Richard then saw Twitter as a useful tool for sending out investor relations information. eBay’s lawyers even gave it their blessing. (After they found out about it and required some disclosure language.) The first big test was the March 11 shareholder meeting where he live tweeted from the audience, broadcasting the meeting beyond the four walls of the room.

The Securities and Exchange Commission laid the groundwork for this approach in the August 2008 Guidance on the Use of Company Website [Release 34-58288] (.pdf) The SEC stated that: “We acknowledge the utility these interactive web site features afford companies and shareholders alike, and want to promote their growth as important means for companies to maintain a dialogue with their various constituencies.” At today’s Society of American Business Editors and Writers convention in Denver, Mary Schapiro noted that the SEC favors greater and broader disclosure [using Twitter and other tools to communicate with investors] but that it hasn’t come to a resolution on the new technology.”

The first step is the analysis of whether and when information is “public” for purposes of the applicability of Regulation FD. In the guidance, the SEC laid out a three part test for “companies to consider whether and when: (1) a company web site is a recognized channel of distribution, (2) posting of information on a company web site disseminates the information in a manner making it available to the securities marketplace in general, and (3) there has been a reasonable waiting period for investors and the market to react to the posted information.”

The next step is to consider whether and when postings on their web sites are “reasonably designed to provide broad, non-exclusionary distribution of the information to the public.” (Rule 101(e)(2) of Regulation FD.

Lastly, the company needs to keep in mind that the antifraud provisions of the of the federal securities laws, including Exchange Act Section 10(b) and Rule 10b-5 are applicable to the content of its web site.

It was great to see eBay’s effort being lauded in the WSJ. It is strange that other companies have not joined the trend. I would guess that there is a lack of business results associated with the transition from web 1.0 to web 2.0. To make the transition, an investor relations professional would need to show that one of the following is true:

  • Increase in share price
  • Reduction in securities and shareholder litigation
  • Reduced costs
  • Increase in revenue

I think it is hard to show that they could achieve any one of these goals. Perhaps you could show that the content management of a blog is less expensive and easier to maintain than a commercial product.

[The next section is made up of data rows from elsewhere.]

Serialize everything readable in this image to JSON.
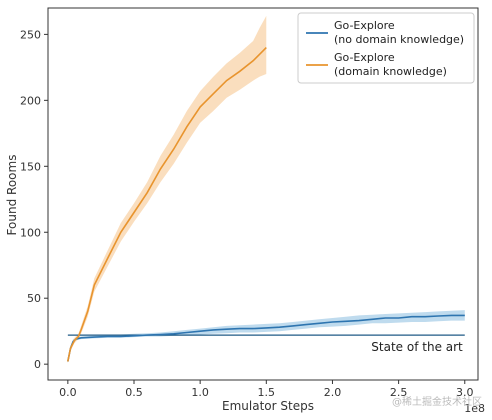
{
  "chart_data": {
    "type": "line",
    "xlabel": "Emulator Steps",
    "ylabel": "Found Rooms",
    "x_scale_label": "1e8",
    "xlim": [
      -0.15,
      3.1
    ],
    "ylim": [
      -12,
      270
    ],
    "x_ticks": [
      0.0,
      0.5,
      1.0,
      1.5,
      2.0,
      2.5,
      3.0
    ],
    "x_tick_labels": [
      "0.0",
      "0.5",
      "1.0",
      "1.5",
      "2.0",
      "2.5",
      "3.0"
    ],
    "y_ticks": [
      0,
      50,
      100,
      150,
      200,
      250
    ],
    "y_tick_labels": [
      "0",
      "50",
      "100",
      "150",
      "200",
      "250"
    ],
    "grid": false,
    "legend_position": "top-right",
    "legend": [
      {
        "series": 0,
        "lines": [
          "Go-Explore",
          "(no domain knowledge)"
        ]
      },
      {
        "series": 1,
        "lines": [
          "Go-Explore",
          "(domain knowledge)"
        ]
      }
    ],
    "series": [
      {
        "color": "#2e75b0",
        "band_color": "#a9cfe8",
        "x": [
          0.0,
          0.02,
          0.04,
          0.06,
          0.1,
          0.2,
          0.3,
          0.4,
          0.5,
          0.6,
          0.7,
          0.8,
          0.9,
          1.0,
          1.1,
          1.2,
          1.3,
          1.4,
          1.5,
          1.6,
          1.7,
          1.8,
          1.9,
          2.0,
          2.1,
          2.2,
          2.3,
          2.4,
          2.5,
          2.6,
          2.7,
          2.8,
          2.9,
          3.0
        ],
        "values": [
          2,
          12,
          17,
          19,
          20,
          20.5,
          21,
          21,
          21.5,
          22,
          22.5,
          23,
          24,
          25,
          26,
          26.5,
          27,
          27,
          27.5,
          28,
          29,
          30,
          31,
          32,
          32.5,
          33,
          34,
          35,
          35,
          36,
          36,
          36.5,
          37,
          37
        ],
        "lower": [
          1,
          10,
          15,
          18,
          19,
          19.5,
          20,
          20,
          20.5,
          21,
          21,
          21.5,
          22,
          22.5,
          23,
          23.5,
          24,
          24,
          24.5,
          25,
          26,
          27,
          28,
          28.5,
          29,
          30,
          31,
          31,
          31.5,
          32,
          32,
          32.5,
          33,
          33
        ],
        "upper": [
          3,
          14,
          19,
          20,
          21,
          21.5,
          22,
          22.5,
          23,
          23.5,
          24,
          25,
          26,
          27,
          28,
          29,
          29.5,
          30,
          30.5,
          31,
          32,
          33,
          34,
          35,
          36,
          37,
          37.5,
          38,
          38.5,
          39,
          39.5,
          40,
          40.5,
          41
        ]
      },
      {
        "color": "#e8942e",
        "band_color": "#f8d3a8",
        "x": [
          0.0,
          0.02,
          0.05,
          0.08,
          0.1,
          0.15,
          0.2,
          0.3,
          0.4,
          0.5,
          0.6,
          0.7,
          0.8,
          0.9,
          1.0,
          1.1,
          1.2,
          1.3,
          1.4,
          1.45,
          1.5
        ],
        "values": [
          2,
          12,
          18,
          21,
          26,
          40,
          60,
          80,
          100,
          115,
          130,
          148,
          163,
          180,
          195,
          205,
          215,
          222,
          230,
          235,
          240
        ],
        "lower": [
          1,
          10,
          16,
          19,
          23,
          36,
          55,
          74,
          93,
          108,
          122,
          138,
          152,
          168,
          183,
          192,
          202,
          208,
          215,
          218,
          220
        ],
        "upper": [
          3,
          14,
          20,
          23,
          29,
          44,
          65,
          86,
          107,
          122,
          138,
          158,
          174,
          192,
          207,
          218,
          228,
          236,
          245,
          255,
          264
        ]
      }
    ],
    "reference_line": {
      "y": 22,
      "x_start": 0.0,
      "x_end": 3.0,
      "color": "#1f5a85"
    },
    "annotations": [
      {
        "text": "State of the art",
        "x": 3.0,
        "y": 22
      }
    ],
    "watermark": "@稀土掘金技术社区"
  }
}
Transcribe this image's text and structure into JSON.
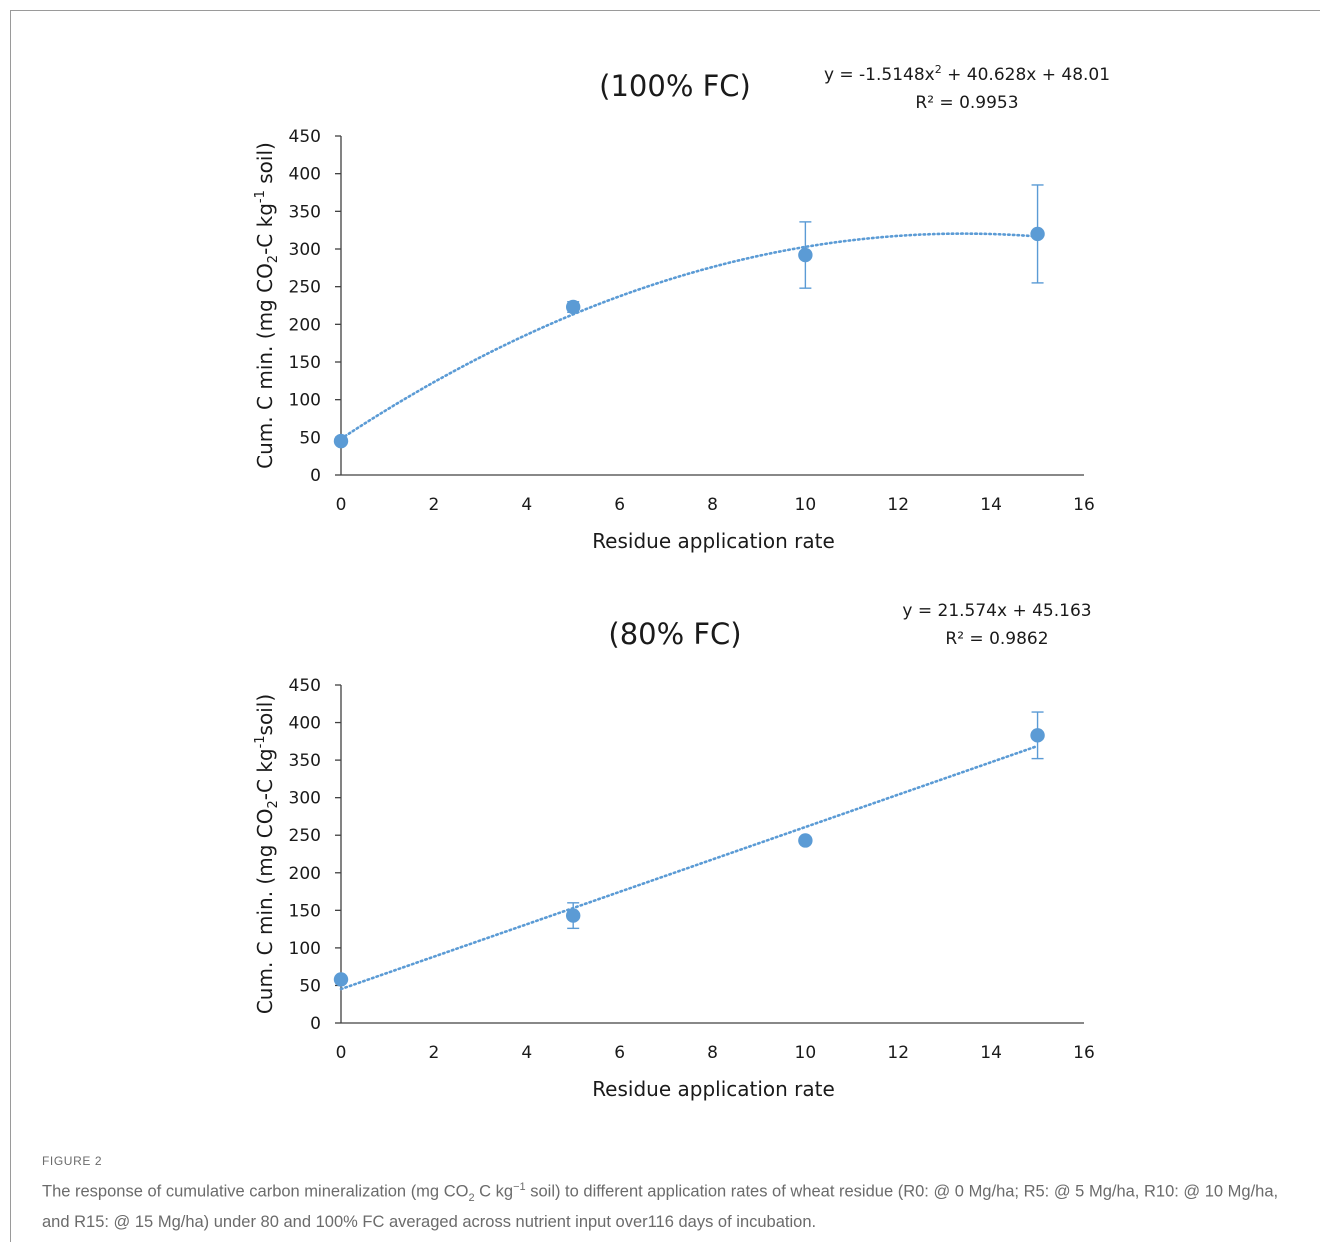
{
  "chart_data": [
    {
      "type": "scatter",
      "title": "(100% FC)",
      "xlabel": "Residue application rate",
      "ylabel_parts": {
        "pre": "Cum. C min. (mg CO",
        "sub": "2",
        "mid": "-C kg",
        "sup": "-1",
        "post": " soil)"
      },
      "xlim": [
        0,
        16
      ],
      "ylim": [
        0,
        450
      ],
      "xticks": [
        0,
        2,
        4,
        6,
        8,
        10,
        12,
        14,
        16
      ],
      "yticks": [
        0,
        50,
        100,
        150,
        200,
        250,
        300,
        350,
        400,
        450
      ],
      "series": [
        {
          "x": [
            0,
            5,
            10,
            15
          ],
          "y": [
            45,
            223,
            292,
            320
          ],
          "err": [
            0,
            7,
            44,
            65
          ]
        }
      ],
      "trendline": {
        "kind": "polynomial",
        "coefficients": [
          -1.5148,
          40.628,
          48.01
        ]
      },
      "equation": {
        "pre": "y = -1.5148x",
        "sup": "2",
        "post": " + 40.628x + 48.01"
      },
      "r_squared": "R² = 0.9953",
      "color": "#5b9bd5"
    },
    {
      "type": "scatter",
      "title": "(80% FC)",
      "xlabel": "Residue application rate",
      "ylabel_parts": {
        "pre": "Cum. C min. (mg CO",
        "sub": "2",
        "mid": "-C kg",
        "sup": "-1",
        "post": "soil)"
      },
      "xlim": [
        0,
        16
      ],
      "ylim": [
        0,
        450
      ],
      "xticks": [
        0,
        2,
        4,
        6,
        8,
        10,
        12,
        14,
        16
      ],
      "yticks": [
        0,
        50,
        100,
        150,
        200,
        250,
        300,
        350,
        400,
        450
      ],
      "series": [
        {
          "x": [
            0,
            5,
            10,
            15
          ],
          "y": [
            58,
            143,
            243,
            383
          ],
          "err": [
            0,
            17,
            0,
            31
          ]
        }
      ],
      "trendline": {
        "kind": "linear",
        "coefficients": [
          21.574,
          45.163
        ]
      },
      "equation": {
        "pre": "y = 21.574x + 45.163",
        "sup": "",
        "post": ""
      },
      "r_squared": "R² = 0.9862",
      "color": "#5b9bd5"
    }
  ],
  "caption": {
    "label": "FIGURE 2",
    "text_pre": "The response of cumulative carbon mineralization (mg CO",
    "text_sub": "2",
    "text_mid": " C kg",
    "text_sup": "−1",
    "text_post": " soil) to different application rates of wheat residue (R0: @ 0 Mg/ha; R5: @ 5 Mg/ha, R10: @ 10 Mg/ha, and R15: @ 15 Mg/ha) under 80 and 100% FC averaged across nutrient input over116 days of incubation."
  }
}
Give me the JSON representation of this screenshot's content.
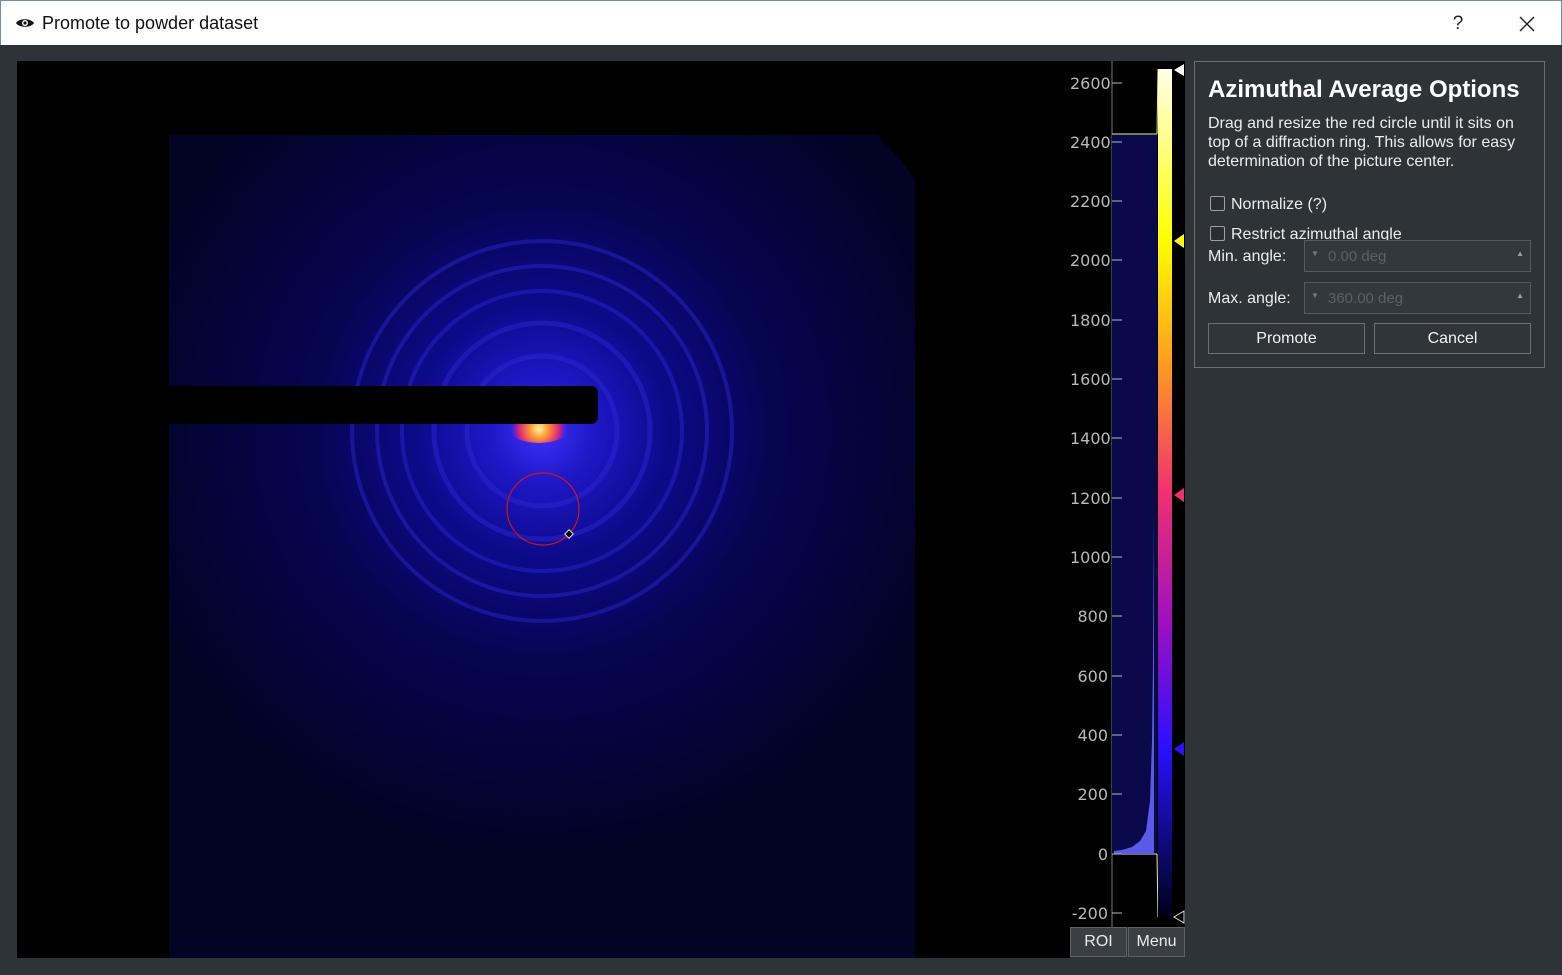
{
  "window": {
    "title": "Promote to powder dataset",
    "help": "?"
  },
  "histogram": {
    "ticks": [
      "2600",
      "2400",
      "2200",
      "2000",
      "1800",
      "1600",
      "1400",
      "1200",
      "1000",
      "800",
      "600",
      "400",
      "200",
      "0",
      "-200"
    ],
    "roi_button": "ROI",
    "menu_button": "Menu"
  },
  "options": {
    "title": "Azimuthal Average Options",
    "description": "Drag and resize the red circle until it sits on top of a diffraction ring. This allows for easy determination of the picture center.",
    "normalize_label": "Normalize (?)",
    "restrict_label": "Restrict azimuthal angle",
    "min_angle_label": "Min. angle:",
    "min_angle_value": "0.00 deg",
    "max_angle_label": "Max. angle:",
    "max_angle_value": "360.00 deg",
    "promote_button": "Promote",
    "cancel_button": "Cancel"
  },
  "colors": {
    "roi_circle": "#d01616",
    "background": "#2e3338"
  }
}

WordPress (which powers Compliance Building) is free and offers great content management tools.  You would also need to make the transition from using the public relations news wire services to the blog platform in order to comply with the selective disclosure rules of Regulation FD.

Personally, I think it is the better way to go. Companies can better control the message by using their own website to communicate with investors. But you nee people like Richard to prove the value proposition. We also need the SEC to take a better position on using these tools.

Are there other companies making the most of web 2.0 and joining the Investor Relations 2.0 movement?